Fujitsu Australia touts storage audit benefits

Fujitsu Australia touts storage audit benefits

An examination of distributed storage trends among Australian businesses has shown that large organisations can have data duplication rates as high as 32 percent within their primary storage systems – a problem that Fujitsu Australia is looking to help enterprises address with its new data assessment services.

Fujitsu has also found that much of the data stored by enterprises has been poorly categorised, with many enterprises finding that over half the information housed within costly online storage has not been accessed for 12 months or more. Much of this data can be moved to less expensive near-line storage, while a lesser proportion could be moved to cheaper still archive storage.

James Jefferd, principal consultant, enterprise systems at Fujitsu, says many of these problems can be addressed through a comprehensive audit of storage requirements and processes, adding that stronger storage management can slash data management costs for many large corporate clients.

"The recent explosive growth in stored data is unsustainable in the long term. Fujitsu worked with one client where 30 percent of available storage was consumed by just 10 users in a 200-person organisation. Many companies end up storing gigabytes worth of data that is never used and adds no value. Good storage practice is as much a management issue as it is a technical challenge."

Many CIOs in large enterprises now find themselves spending a large amount of their IT budget managing storage systems and maintaining data space for their enterprises. Fujitsu's experience shows that these resource overheads can be significantly decreased through proper analysis of storage utilisation and requirements.

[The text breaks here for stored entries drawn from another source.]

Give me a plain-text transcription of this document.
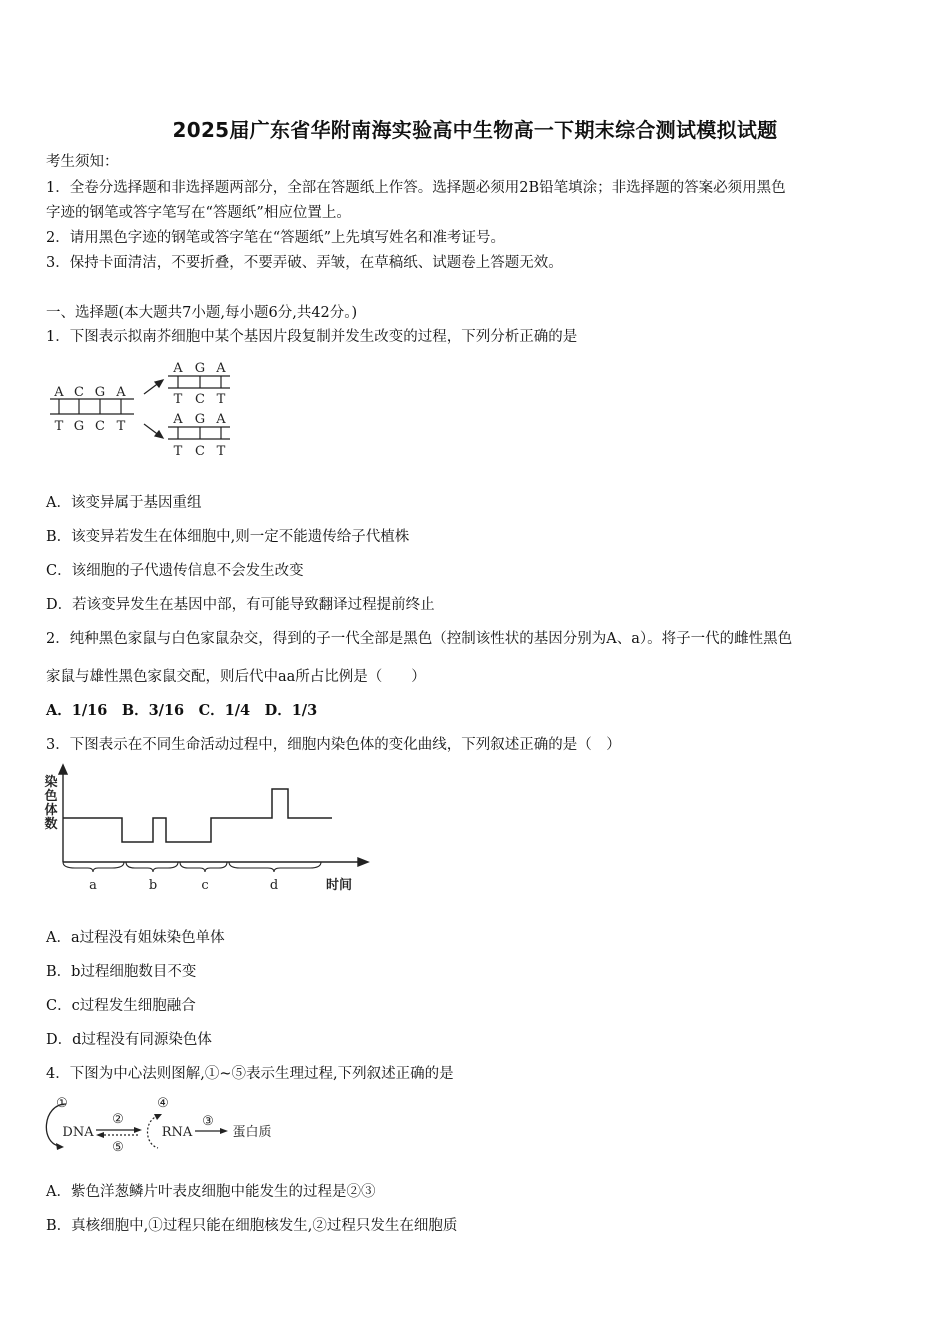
2025届广东省华附南海实验高中生物高一下期末综合测试模拟试题
考生须知：
1．全卷分选择题和非选择题两部分，全部在答题纸上作答。选择题必须用2B铅笔填涂；非选择题的答案必须用黑色
字迹的钢笔或答字笔写在“答题纸”相应位置上。
2．请用黑色字迹的钢笔或答字笔在“答题纸”上先填写姓名和准考证号。
3．保持卡面清洁，不要折叠，不要弄破、弄皱，在草稿纸、试题卷上答题无效。
一、选择题(本大题共7小题,每小题6分,共42分。)
1．下图表示拟南芥细胞中某个基因片段复制并发生改变的过程，下列分析正确的是
A C G A
T G C T
A G A
T C T
A G A
T C T
A．该变异属于基因重组
B．该变异若发生在体细胞中,则一定不能遗传给子代植株
C．该细胞的子代遗传信息不会发生改变
D．若该变异发生在基因中部，有可能导致翻译过程提前终止
2．纯种黑色家鼠与白色家鼠杂交，得到的子一代全部是黑色（控制该性状的基因分别为A、a）。将子一代的雌性黑色
家鼠与雄性黑色家鼠交配，则后代中aa所占比例是（　　）
A．1/16　B．3/16　C．1/4　D．1/3
3．下图表示在不同生命活动过程中，细胞内染色体的变化曲线，下列叙述正确的是（　）
染
色
体
数
a	b	c	d	时间
A．a过程没有姐妹染色单体
B．b过程细胞数目不变
C．c过程发生细胞融合
D．d过程没有同源染色体
4．下图为中心法则图解,①~⑤表示生理过程,下列叙述正确的是
①
DNA
②
⑤
④
RNA
③
蛋白质
A．紫色洋葱鳞片叶表皮细胞中能发生的过程是②③
B．真核细胞中,①过程只能在细胞核发生,②过程只发生在细胞质
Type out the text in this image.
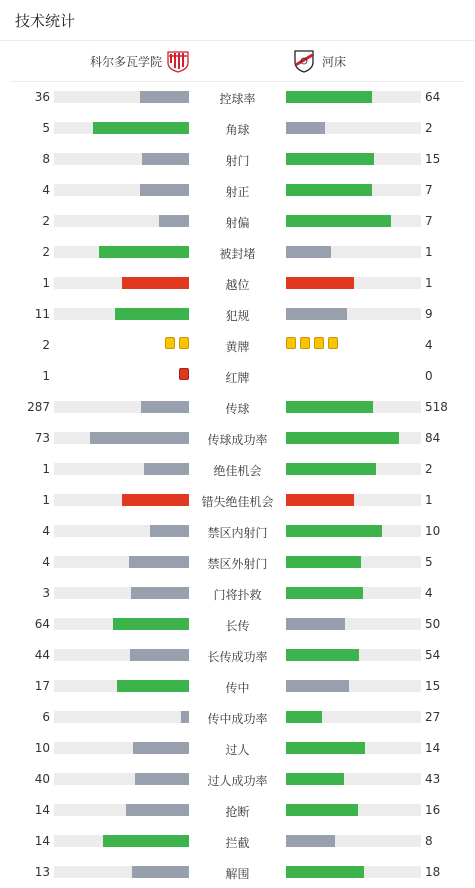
技术统计
科尔多瓦学院	河床
36	控球率	64
5	角球	2
8	射门	15
4	射正	7
2	射偏	7
2	被封堵	1
1	越位	1
11	犯规	9
2	黄牌	4
1	红牌	0
287	传球	518
73	传球成功率	84
1	绝佳机会	2
1	错失绝佳机会	1
4	禁区内射门	10
4	禁区外射门	5
3	门将扑救	4
64	长传	50
44	长传成功率	54
17	传中	15
6	传中成功率	27
10	过人	14
40	过人成功率	43
14	抢断	16
14	拦截	8
13	解围	18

Using a combination of purpose-built software tools and storage audit expertise, Fujitsu consultants can help organisations address data maintenance issues and cut storage costs. Fujitsu achieves results for its clients through comprehensive auditing and analysis of storage needs; assistance in defining efficient storage management policies; development of systems to implement and maintain storage policies; and enhancing IT managers' ability to control storage usage.

"We need to understand how the enterprise creates and consumes its data, identify patterns of usage, then implement a process that empowers IT managers - as well as the users themselves - to identify and address wasteful storage practices," says Jefferd.

For instance, diagnostics may show a rapid build-up of data as a result of a particular staff member downloading music files, video clips or large images for private use. Not only does this add to corporate storage costs and raise potential legal problems, it slows down backup and restoration operations for business documents that may be urgently required.

"Fujitsu can implement solutions using business rules to automatically delete undesirable or redundant content or transfer dated material to another level of storage where instant access is not essential. This speeds overall system performance, frees up vital resources and enables IT managers to concentrate on the job of providing efficient service to the business," says Jefferd.